At Capital Economics, economist David Madani estimates that residential investment accounted for a beefy one-fifth of all economic growth in Canada last year — 0.4 per cent out of two per cent total growth.
But this growth machine is already lurching into reverse.
Madani thinks falling home construction will subtract about 0.2 per cent from growth this year, helping drag the total to a mere 1.2 per cent, with another negative hit coming in 2014.
Douglas Porter, deputy chief economist at BMO Capital Markets, sees the same pattern, with homebuilding subtracting from our growth while a resurgent U.S. sector boosts that country’s economy. Largely as a result, Canada’s ability to sustain faster growth and job creation during most of the past decade has ended. We’ll trail behind the U.S. for a year or so.
The real pain, though, will come if home prices fall precipitously rather than gliding down gently. Any big drop will bring distress all by itself — for example a far bigger drop in homebuilding and construction employment is now expected. But now we must also wonder if any large drop in home values could also help to torpedo consumer spending in general, which we count on for about two-thirds of the country’s economic activity.

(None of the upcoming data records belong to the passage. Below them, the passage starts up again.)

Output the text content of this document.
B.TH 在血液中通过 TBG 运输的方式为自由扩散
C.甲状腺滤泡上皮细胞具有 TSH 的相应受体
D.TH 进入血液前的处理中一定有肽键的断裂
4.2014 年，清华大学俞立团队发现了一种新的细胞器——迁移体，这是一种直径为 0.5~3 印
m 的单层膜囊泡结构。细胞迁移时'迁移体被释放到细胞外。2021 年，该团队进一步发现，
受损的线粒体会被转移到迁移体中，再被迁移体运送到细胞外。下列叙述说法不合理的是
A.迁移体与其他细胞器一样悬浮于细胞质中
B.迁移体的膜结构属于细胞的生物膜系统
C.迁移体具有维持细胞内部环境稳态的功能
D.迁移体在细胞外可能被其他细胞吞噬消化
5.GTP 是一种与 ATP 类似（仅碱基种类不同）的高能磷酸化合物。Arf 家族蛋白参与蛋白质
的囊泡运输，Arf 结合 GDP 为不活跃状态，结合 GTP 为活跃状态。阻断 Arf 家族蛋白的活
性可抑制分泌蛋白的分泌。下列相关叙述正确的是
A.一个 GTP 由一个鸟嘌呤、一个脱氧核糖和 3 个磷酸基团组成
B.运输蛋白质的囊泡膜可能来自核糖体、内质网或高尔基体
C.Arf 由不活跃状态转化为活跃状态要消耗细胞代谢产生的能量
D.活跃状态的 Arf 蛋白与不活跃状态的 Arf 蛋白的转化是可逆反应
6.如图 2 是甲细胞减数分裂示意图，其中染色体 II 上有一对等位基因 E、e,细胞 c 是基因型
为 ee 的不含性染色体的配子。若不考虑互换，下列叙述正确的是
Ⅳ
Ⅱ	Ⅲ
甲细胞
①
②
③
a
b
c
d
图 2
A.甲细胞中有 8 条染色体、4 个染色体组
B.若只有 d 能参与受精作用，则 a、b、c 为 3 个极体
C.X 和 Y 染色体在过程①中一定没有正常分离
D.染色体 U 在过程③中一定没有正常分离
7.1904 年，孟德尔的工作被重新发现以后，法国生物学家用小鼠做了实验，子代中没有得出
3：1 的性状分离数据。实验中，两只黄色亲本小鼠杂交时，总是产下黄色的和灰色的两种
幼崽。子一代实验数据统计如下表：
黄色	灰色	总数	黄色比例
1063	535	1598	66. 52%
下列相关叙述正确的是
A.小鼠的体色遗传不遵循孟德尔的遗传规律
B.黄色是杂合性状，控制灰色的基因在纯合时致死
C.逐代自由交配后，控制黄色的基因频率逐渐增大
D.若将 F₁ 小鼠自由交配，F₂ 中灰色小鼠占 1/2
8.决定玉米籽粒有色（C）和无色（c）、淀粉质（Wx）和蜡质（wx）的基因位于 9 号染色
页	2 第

Admittedly, the U.S. numbers can’t be applied blindly to Canada’s situation. But the two economies have more similarities than differences, Porter notes, so it makes sense for Canadians to give this new information some thought. In his opinion, the idea that falling home values could be a big drag on consumption sounds right. Not only do lower prices really make people poorer, but the shock of seeing prices fall after years of generally rising values might add to the anxiety.
So how much might prices fall? Some analysts expect nothing dramatic. At the Royal Bank, economist Robert Hogue estimates they’ll dip by about 3.5 per cent over the coming two years, with lesser drops outside the high-priced Vancouver market.
At the other end of the spectrum, Madani thinks prices will plunge 25 per cent over this period, propelled by the collapse of speculative hysteria in Vancouver and the Toronto condo market — a factor he thinks other analysts might be underestimating.
Porter sees a significant, but not catastrophic, decline of five to seven per cent, while economist Benjamin Tal at CIBC World Markets acknowledges that he “would not be surprised if we see 10 or 15 per cent.”
In general, analysts think Vancouver and Toronto would suffer the most, with lesser impacts in cities like Montreal that show little evidence of speculation.